My mouth goes dry. I press my back flat to the cool tile and try to make myself small, to disappear into the smell of bleach and lavender soap. I picture all the places he could be hiding;I picture my father’s hollow cheekbones and the promise Hale made. I picture Hale’s warning look—don’t open the door.
A boot thuds against the outside of the bathroom wall. The vibration makes the mirror tremble. I suck in a breath so fast I almost choke.
“Wren!” A voice, close and jagged. Not Hale. Not Nate. Not Micah. Liam.
My stomach drops to somewhere cold and raw. Panic spikes hot and bitter. He’s inside the perimeter.
“Hello?” His tone is mock-pleasant, like it's only a neighbor on the porch. “I know you’re in there. Come out. Let’s talk.”
I don’t move. I can’t. I keep imagining the SD card in my pocket, tiny and stupid and terrible. He wants it. He’s hunted me for it. If he finds me with it…
My hands clam up on the flashlight. The metal is cold. I think of the gun on Hale’s nightstand, where he keeps it in that locked cabinet. He told me not to touch it unless I had to. If I run, I’ll get it. If I run, he’ll see me.
There’s a new sound now—kicking. A hard, practiced heel against wood. The outer door takes the first blows like a man testing skin. Then the porch rail splits under a boot. My knees want to quake out from under me.
“Come on, sweetheart,” Liam calls. “You don’t want to make this hard.”
The lock splinters.
The door buckles like a body forced open. I hear wood screaming. My breath is a ragged little animal in my throat. Thisis not a scene in a movie where the hero finds a way out. There is nowhere to go. The latch gives with a long, ugly crack.

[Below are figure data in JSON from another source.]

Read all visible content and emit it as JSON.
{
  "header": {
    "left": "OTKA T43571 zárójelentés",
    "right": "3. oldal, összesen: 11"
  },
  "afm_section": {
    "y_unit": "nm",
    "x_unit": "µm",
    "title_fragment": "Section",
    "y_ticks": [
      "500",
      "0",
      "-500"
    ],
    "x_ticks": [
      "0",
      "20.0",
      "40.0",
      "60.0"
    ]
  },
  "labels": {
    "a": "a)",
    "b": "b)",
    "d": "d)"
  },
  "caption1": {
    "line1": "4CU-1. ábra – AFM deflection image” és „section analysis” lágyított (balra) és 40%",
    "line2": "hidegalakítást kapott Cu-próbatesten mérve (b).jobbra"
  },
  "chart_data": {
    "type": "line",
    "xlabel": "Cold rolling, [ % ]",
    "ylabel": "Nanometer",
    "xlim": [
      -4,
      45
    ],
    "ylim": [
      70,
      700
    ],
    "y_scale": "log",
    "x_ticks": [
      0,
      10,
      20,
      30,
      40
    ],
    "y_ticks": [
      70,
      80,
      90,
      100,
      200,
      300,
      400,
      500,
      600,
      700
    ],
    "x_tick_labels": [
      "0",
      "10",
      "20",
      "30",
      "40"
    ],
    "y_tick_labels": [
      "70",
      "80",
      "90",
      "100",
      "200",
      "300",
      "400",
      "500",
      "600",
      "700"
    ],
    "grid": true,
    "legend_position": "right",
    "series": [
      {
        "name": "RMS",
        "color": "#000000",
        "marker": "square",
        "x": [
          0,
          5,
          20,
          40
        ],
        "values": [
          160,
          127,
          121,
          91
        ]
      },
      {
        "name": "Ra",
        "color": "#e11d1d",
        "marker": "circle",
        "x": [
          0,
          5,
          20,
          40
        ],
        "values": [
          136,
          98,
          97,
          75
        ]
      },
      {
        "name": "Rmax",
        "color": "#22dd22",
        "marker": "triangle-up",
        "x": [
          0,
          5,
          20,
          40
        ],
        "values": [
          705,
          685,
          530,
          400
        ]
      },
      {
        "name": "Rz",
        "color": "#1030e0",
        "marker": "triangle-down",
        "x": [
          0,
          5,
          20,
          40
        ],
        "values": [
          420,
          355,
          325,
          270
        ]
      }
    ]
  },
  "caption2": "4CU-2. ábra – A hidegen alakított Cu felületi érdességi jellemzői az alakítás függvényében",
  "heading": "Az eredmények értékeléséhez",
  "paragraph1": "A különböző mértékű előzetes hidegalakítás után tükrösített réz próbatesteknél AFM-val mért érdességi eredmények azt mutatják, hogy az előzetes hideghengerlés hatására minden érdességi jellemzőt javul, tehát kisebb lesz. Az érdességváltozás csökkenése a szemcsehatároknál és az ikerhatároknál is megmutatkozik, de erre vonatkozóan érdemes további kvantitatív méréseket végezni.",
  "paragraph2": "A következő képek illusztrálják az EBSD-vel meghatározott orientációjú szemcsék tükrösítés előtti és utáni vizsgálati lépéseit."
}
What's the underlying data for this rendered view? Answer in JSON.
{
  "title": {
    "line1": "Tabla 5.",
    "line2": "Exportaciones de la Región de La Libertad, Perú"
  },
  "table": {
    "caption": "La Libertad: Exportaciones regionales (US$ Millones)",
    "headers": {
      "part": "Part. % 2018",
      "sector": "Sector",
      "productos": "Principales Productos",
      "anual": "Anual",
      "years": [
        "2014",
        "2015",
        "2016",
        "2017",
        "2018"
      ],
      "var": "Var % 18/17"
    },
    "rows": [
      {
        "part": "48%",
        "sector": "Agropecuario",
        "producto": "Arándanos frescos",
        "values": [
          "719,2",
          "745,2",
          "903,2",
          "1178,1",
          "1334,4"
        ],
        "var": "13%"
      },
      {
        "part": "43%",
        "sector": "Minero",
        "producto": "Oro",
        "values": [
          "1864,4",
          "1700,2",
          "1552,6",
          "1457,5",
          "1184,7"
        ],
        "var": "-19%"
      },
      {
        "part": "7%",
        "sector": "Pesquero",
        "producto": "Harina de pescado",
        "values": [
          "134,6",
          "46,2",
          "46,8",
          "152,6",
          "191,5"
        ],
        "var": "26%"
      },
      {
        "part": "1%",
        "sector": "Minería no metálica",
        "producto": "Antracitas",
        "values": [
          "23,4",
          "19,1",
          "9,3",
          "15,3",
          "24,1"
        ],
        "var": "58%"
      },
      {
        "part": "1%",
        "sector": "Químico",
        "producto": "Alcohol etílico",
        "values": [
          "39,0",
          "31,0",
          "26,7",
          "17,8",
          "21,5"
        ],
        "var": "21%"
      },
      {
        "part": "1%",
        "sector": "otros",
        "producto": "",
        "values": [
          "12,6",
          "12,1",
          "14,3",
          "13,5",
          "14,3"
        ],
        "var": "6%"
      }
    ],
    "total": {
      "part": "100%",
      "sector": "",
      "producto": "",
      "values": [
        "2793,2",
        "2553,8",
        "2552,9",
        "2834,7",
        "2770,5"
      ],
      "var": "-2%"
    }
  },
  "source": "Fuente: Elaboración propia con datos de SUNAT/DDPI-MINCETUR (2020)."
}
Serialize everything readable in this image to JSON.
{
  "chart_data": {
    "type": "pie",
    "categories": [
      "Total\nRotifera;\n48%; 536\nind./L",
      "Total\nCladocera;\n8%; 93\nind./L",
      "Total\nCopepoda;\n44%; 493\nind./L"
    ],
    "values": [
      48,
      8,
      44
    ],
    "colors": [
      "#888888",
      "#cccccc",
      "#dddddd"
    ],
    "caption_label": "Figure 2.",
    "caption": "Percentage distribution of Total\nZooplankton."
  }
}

The bathroom door—someone slams into the wall, so close the tiles shiver.
My mind is blank for a second, and then I’m running on pure animal instincts. I shove the medicine cabinet open, wrench out the first thing my fingers touch—an extra roll of gauze, a stub of antiseptic. This feels stupid, inadequate. But I tie the gauze around my wrist like some small sacrament.